Alright, surfers, we have been discussing the future of belief in God from the perspective of current orthodoxy. In the future this orthodoxy will be replaced by something. What will it be? I can hear the cries of foul. Why must the orthodoxy change? Why do I say there is a change impending when after some 2000 years the orthodoxy still persists? Well, with an orthodoxy as entrenched with world leaders, as Christianity is, it takes time. Does Galileo Galilei mean anything to you? Wikipedia tells us that Galileo published his support of Copernicus in 1610. It took time to be allowed to start the scientific revolution. Have you seen images from the Hubble Telescope? Hubble was sent into space in 1990, and images from deep space have been shared around the world. From Galileo to Hubble it took time. What you will notice, however, is that as time moves forward more and more people have access to information that they never had before.
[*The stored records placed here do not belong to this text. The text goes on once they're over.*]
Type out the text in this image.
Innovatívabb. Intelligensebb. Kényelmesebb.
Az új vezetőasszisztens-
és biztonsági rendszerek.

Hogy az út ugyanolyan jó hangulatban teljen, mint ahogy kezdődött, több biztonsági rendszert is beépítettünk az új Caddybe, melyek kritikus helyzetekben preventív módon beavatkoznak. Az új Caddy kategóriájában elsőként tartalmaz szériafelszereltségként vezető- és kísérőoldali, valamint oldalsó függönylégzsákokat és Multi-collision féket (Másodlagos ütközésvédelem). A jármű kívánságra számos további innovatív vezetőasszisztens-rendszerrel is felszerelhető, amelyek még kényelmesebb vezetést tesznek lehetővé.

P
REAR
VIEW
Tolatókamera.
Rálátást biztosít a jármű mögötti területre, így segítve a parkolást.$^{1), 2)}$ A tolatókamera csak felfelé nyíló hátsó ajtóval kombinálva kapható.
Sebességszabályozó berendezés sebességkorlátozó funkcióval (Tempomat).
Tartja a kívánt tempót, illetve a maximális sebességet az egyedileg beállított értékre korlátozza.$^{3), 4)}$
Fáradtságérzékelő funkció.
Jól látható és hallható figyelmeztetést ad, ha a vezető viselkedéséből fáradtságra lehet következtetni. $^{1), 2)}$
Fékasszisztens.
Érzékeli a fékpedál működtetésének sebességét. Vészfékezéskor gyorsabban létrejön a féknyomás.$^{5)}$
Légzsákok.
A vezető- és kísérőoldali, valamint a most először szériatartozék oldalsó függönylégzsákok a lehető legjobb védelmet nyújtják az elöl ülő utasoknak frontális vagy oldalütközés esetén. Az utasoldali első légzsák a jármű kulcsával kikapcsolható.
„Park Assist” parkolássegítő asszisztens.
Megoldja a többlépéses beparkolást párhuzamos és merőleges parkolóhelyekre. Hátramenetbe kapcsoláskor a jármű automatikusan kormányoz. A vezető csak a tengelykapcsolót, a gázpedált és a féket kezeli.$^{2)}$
When the Christian orthodoxy was adopted information was scarce and only selected people had access. This is the information age and you can’t continue to push for concepts like heaven and hell when science clearly refutes these claims. Based on this progressive movement, albeit slow, in time belief in God will be forever changed. This is my opinion, and I cannot predict just when the change will be complete.
Do not take my word, dear surfer, as fact. You need to check for yourself and come to your own conclusions. I see future trends, but you may disagree. I am good with that. I am not here to convince you to see things my way, but to open a discussion. As part of my social network we have a dialogue, and that is perfect.
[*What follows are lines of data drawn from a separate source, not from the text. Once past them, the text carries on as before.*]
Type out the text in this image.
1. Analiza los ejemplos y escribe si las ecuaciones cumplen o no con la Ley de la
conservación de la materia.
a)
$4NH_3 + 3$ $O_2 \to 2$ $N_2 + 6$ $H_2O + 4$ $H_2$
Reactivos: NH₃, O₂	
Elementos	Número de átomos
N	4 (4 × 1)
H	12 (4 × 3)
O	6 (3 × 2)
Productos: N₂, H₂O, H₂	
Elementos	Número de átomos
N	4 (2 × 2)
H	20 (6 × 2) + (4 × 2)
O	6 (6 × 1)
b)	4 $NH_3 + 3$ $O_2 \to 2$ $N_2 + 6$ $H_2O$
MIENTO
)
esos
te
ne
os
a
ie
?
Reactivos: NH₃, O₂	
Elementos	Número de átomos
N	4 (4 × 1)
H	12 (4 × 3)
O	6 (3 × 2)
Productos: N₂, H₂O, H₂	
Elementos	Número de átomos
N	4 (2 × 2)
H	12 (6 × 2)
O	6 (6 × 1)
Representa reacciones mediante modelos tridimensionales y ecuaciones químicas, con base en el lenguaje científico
Now, back to Jean-Pierre de Caussade and his spiritual direction. I have said that it will take practice to hear the word of God. In the future it will be easier, because new tools and techniques will be developed to help people through the process. Those do not exist today. In the future these methods will be available to people from a very young age, and they will just grow with them. Today it will take practice and you might experience fear and disorientation as you move from what seems like firm ground to quicksand. St. John of the Cross talks about it. Jean-Pierre de Caussade talks about it. Meister Eckhart talks about it. I have to admit that you are at a disadvantage, but in the future people will think that the fears of today were silly. What were they worried about anyway?
“All that remains for you to do is passively to surrender yourselves, offering no resistance, without thought, aim, guidance or direction, acting when it is the moment to act, ceasing when it is the moment to cease, losing when it is the moment to lose; and thus, active or passive, eager or indifferent, reading, writing, talking or silent, never knowing what is going to happen next.” Jean-Pierre de Caussade.
When you practice these methods enough, one day surfer it will be second nature. Subconsciously you will act on behalf of God, or God will move you to action. The hardest part is letting go of your thoughts and allowing God to work through you. Your conscious thoughts, sometimes referred to as Ego, will not want to let go. Your local Priest will continue to want to be in control, and cannot be trusted to give unbiased opinions. Despite these roadblocks you can learn to surrender with practice. Jean-Pierre de Caussade was a Jesuit Priest, and highly respected by his peers, and he did it. I know you can.